Pemancing Pemancing

/ 09/03/11 /

Aku di sudut kanan, kamu di sudut kiri. Ratusan kali,
memancing bersama tak sekalipun menyadari.
Kita sama-sama tenggelam dalam umpan dan kail kedalam kolam.
Kita sama-sama menanti ikan yang tak setiap saat terpancing kail.

Kadang aku dapat, Kadang kamu yang dapat.
Tapi kita sama sama tidak tahu, karena memancing adalah ruang
pribadi yang tak dibagi.
Ikan hasil pancingan pun adalah harga diri, yang juga tak dibagi.

Kadang aku menoleh, ada kamu disitu. Menekur ke arah kailmu di dalam kolam,
sambil sesekali mengepulkan asap bulatan nikotin mu.
Kadang mungkin kamu menoleh, ataupun tidak sama sekali,
karena aku pun tak tau.

Suatu ketika, entah siapa yang bergerak, atau mungkin kita sama-sama,
mendekat.
tetap aku disini, kamu disitu. Tapi kali ini kita berbagi. Umpan apa yang kita jagokan,
kail apa yang kita gunakan, ikan apa yang kita harap dapatkan.

Kita sama-sama pemancing, satu sama lain tak dapat memenangi kecuali dengan ikan.
Ikan yang mungkin bagiku sangat menakjubkan, tapi bagimu tidak.
Dan mungkin ikan yang bagimu mengesankan, tapi bagiku tidak.

hari itu sepertinya kail kita saling mengait.
sepertinya aku dan kamu salah membaca percikan air.
kita tidak dapat ikan, tapi hari itu kita sama-sama menemukan,
kail kita saling berkait.

Besoknya lagi kamu tidak pergi memancing.
kemudian, esok setelah besok aku tidak pergi memancing.
entah kita marah karena dekat itu membuat kail kita berkait?
entah kaget karena ternyata selama ini kita tidak mengharapkan ikan?

Kemudian hari itu aku datang. Dan kamu sudah terlarut di pojokan pancingmu.
Maka aku mendekat, dan mencoba memancing di samping mu.
Kali ini kau dan aku dapat ikan. Ikan yang berbeda.
Yang masing masing kita senangi.

Tapi apa?
Ikan itu sepertinya bukan esensi dari memancing ku selama ini.
Apa kau juga begitu?
Apa yang membuatmu memancing? Ataukah kamu memang begitu menyenangi ikan?


Sore itu aku berkemas sedikit lamban. Kau sudah selesai dan bergegas.
Tapi sore itu kamu menunggu, dan kamu katakan
Ibumu adalah ahli memasak ikan yang terhebat.
dan aku katakan, aku tidak suka makan ikan.

lalu kamu bertanya, untuk apa aku memancing.
lalu aku menjawab, aku hanya suka memancing. Aku tak suka ikan.

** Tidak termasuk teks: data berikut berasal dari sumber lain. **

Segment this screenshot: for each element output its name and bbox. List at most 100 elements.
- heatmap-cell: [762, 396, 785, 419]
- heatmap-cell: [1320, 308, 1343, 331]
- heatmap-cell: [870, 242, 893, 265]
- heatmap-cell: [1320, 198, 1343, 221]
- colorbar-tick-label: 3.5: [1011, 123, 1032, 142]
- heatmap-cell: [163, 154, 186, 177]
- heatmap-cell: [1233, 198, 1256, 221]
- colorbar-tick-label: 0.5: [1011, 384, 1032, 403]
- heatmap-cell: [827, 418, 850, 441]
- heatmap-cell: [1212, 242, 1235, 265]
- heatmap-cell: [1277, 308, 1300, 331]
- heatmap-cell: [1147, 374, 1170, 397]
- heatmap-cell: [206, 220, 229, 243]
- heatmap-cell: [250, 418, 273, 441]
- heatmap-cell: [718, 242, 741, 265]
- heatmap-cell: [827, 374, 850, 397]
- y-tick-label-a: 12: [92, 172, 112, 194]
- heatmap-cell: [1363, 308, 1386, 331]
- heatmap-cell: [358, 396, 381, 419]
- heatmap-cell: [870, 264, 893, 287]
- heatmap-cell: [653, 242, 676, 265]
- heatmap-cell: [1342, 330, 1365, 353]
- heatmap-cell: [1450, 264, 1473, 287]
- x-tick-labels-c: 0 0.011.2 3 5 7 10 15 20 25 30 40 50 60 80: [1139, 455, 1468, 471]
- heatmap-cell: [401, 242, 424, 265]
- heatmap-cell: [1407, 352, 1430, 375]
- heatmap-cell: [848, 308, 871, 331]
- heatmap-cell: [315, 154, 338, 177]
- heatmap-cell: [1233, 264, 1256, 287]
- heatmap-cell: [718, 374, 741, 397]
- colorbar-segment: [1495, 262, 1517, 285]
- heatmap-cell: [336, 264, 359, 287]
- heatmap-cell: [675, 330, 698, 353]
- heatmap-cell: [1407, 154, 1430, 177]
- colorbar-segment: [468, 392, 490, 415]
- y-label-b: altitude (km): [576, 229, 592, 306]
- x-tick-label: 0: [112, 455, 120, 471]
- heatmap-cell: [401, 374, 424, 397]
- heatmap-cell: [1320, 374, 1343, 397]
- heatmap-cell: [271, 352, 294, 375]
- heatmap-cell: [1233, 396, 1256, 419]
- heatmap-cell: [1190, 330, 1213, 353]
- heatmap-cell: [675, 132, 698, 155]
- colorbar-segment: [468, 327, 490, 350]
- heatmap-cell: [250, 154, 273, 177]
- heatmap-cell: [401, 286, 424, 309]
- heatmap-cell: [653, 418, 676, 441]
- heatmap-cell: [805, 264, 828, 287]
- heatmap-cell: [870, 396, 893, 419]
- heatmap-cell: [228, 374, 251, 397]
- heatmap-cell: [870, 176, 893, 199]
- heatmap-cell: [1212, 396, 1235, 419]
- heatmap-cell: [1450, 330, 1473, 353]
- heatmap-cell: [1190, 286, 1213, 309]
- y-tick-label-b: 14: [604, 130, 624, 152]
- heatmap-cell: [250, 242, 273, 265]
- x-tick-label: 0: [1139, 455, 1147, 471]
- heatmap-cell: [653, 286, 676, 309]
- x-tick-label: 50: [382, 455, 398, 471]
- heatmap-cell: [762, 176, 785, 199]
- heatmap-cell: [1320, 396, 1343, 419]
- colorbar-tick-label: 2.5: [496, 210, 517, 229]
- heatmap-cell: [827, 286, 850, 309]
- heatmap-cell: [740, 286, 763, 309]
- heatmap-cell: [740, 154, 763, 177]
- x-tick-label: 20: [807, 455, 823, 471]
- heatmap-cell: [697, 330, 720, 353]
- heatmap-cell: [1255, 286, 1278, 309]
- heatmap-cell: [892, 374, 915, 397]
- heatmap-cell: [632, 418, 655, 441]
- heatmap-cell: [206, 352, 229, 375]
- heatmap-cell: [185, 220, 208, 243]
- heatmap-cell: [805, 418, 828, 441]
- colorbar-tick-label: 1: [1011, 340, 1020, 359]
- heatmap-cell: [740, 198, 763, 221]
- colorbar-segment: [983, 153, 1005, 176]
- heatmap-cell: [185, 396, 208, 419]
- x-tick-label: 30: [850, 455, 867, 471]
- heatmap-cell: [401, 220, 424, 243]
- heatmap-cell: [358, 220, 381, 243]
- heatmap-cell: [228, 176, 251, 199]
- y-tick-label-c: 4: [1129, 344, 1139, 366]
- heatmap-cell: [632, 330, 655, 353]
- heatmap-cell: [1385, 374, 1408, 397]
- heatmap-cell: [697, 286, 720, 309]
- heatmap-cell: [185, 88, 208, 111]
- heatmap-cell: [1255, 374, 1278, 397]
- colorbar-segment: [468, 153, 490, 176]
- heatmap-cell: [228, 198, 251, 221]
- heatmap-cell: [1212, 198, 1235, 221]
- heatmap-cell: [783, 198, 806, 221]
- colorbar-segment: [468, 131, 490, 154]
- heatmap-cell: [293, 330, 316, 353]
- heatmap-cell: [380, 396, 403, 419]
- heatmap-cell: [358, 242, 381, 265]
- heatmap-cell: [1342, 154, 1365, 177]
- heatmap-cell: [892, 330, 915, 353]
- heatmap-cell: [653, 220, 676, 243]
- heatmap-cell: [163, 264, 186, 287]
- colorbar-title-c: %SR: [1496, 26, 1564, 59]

lalu kamu bertanya lagi, untuk apa kuhabiskan waktuku di pemancingan.
lalu ku jawab, apakah pemancingan hanya untuk orang yang suka memancing dan menyukai ikan?
bagaimana jika memang aku hanya suka memancing dan duduk di pemancingan?
bagaimana?

lalu kamu diam. diam. dan kemudian berlalu.
lalu aku masih duduk di pinggir kolam, di sudut memancingmu.
menikmati picingan senja oranye yang menyiluetkan bentuk.

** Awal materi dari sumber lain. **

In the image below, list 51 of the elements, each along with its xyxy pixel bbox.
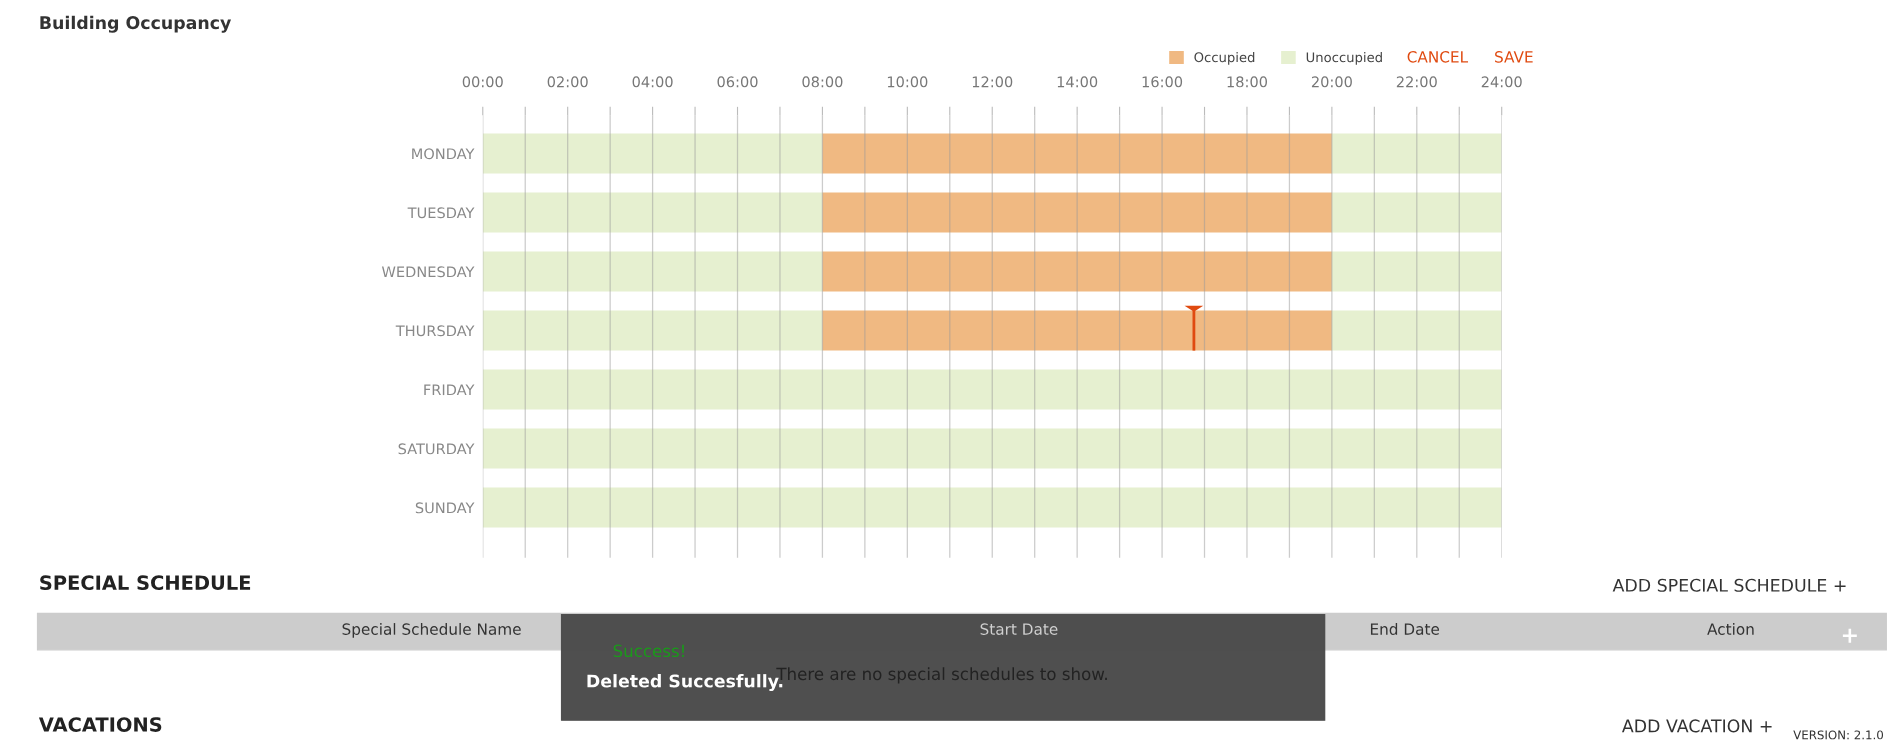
bar	[822, 133, 1332, 174]
legend-label: Occupied	[1194, 52, 1255, 65]
y-tick-label: FRIDAY	[424, 384, 475, 396]
x-tick-label: 02:00	[547, 76, 588, 88]
text: VACATIONS	[38, 717, 162, 732]
y-tick-label: MONDAY	[412, 148, 475, 160]
x-tick-label: 08:00	[802, 76, 843, 88]
y-tick-label: SUNDAY	[415, 502, 475, 514]
y-tick-label: SATURDAY	[398, 443, 475, 455]
bar	[1331, 133, 1502, 174]
text: Action	[1707, 623, 1754, 635]
bar	[822, 192, 1332, 233]
x-tick-label: 06:00	[717, 76, 758, 88]
x-tick-label: 22:00	[1396, 76, 1437, 88]
text: ADD VACATION +	[1621, 719, 1772, 733]
text: +	[1842, 628, 1857, 643]
x-tick-label: 00:00	[462, 76, 503, 88]
text: SAVE	[1495, 51, 1533, 63]
legend-label: Unoccupied	[1306, 52, 1382, 65]
bar	[1331, 251, 1502, 292]
bar	[482, 192, 823, 233]
x-tick-label: 24:00	[1481, 76, 1522, 88]
y-tick-label: WEDNESDAY	[381, 266, 475, 278]
bar	[1331, 310, 1502, 351]
bar	[822, 251, 1332, 292]
bar	[482, 251, 823, 292]
text: Start Date	[980, 623, 1058, 635]
bar	[822, 310, 1332, 351]
bar	[1331, 192, 1502, 233]
text: Building Occupancy	[40, 15, 232, 33]
x-tick-label: 14:00	[1057, 76, 1098, 88]
bar	[482, 487, 1502, 528]
text: ADD SPECIAL SCHEDULE +	[1612, 578, 1846, 592]
x-tick-label: 18:00	[1227, 76, 1268, 88]
y-tick-label: TUESDAY	[407, 207, 475, 219]
bar	[482, 310, 823, 351]
text: SPECIAL SCHEDULE	[40, 575, 251, 591]
bar	[482, 133, 823, 174]
x-tick-label: 12:00	[972, 76, 1013, 88]
text: Special Schedule Name	[342, 623, 521, 638]
text: End Date	[1370, 623, 1440, 635]
x-tick-label: 04:00	[632, 76, 673, 88]
text: CANCEL	[1407, 51, 1469, 63]
x-tick-label: 20:00	[1311, 76, 1352, 88]
text: Success!	[613, 644, 684, 658]
text: VERSION: 2.1.0	[1793, 730, 1884, 740]
bar	[482, 428, 1502, 469]
x-tick-label: 16:00	[1142, 76, 1183, 88]
x-tick-label: 10:00	[887, 76, 928, 88]
y-tick-label: THURSDAY	[395, 325, 475, 337]
bar	[482, 369, 1502, 410]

besok aku datang lagi ke pemancingan. kamu disitu. kamu disitu dan mendekati aku.
kamu tidak lagi bertanya.

Kamu tunjukkan kailmu, umpan mu, benang pancingmu.
tapi pertanyaanku cuma satu, apakah kamu begitu menyenangi ikan?

kamu jawab, tidak.
dan kamu diam.

dan aku tertawa.

dan aku tertawa.

lalu kecil kecil berujung pada kelumit senyuman.

kita adalah pemancing. Pemancing-pemancing yang menghabiskan waktu di pemancingan.
dan tidak begitu menyenangi ikan.

kita adalah pemancing. Pemancing-pemancing yang ternyata harus disadarkan bahwa kita tidak ingin benar
umpan kita dimakan oleh ikan.

hari ini kita sama sama dapat ikan. tapi tidak kita bawa pulang.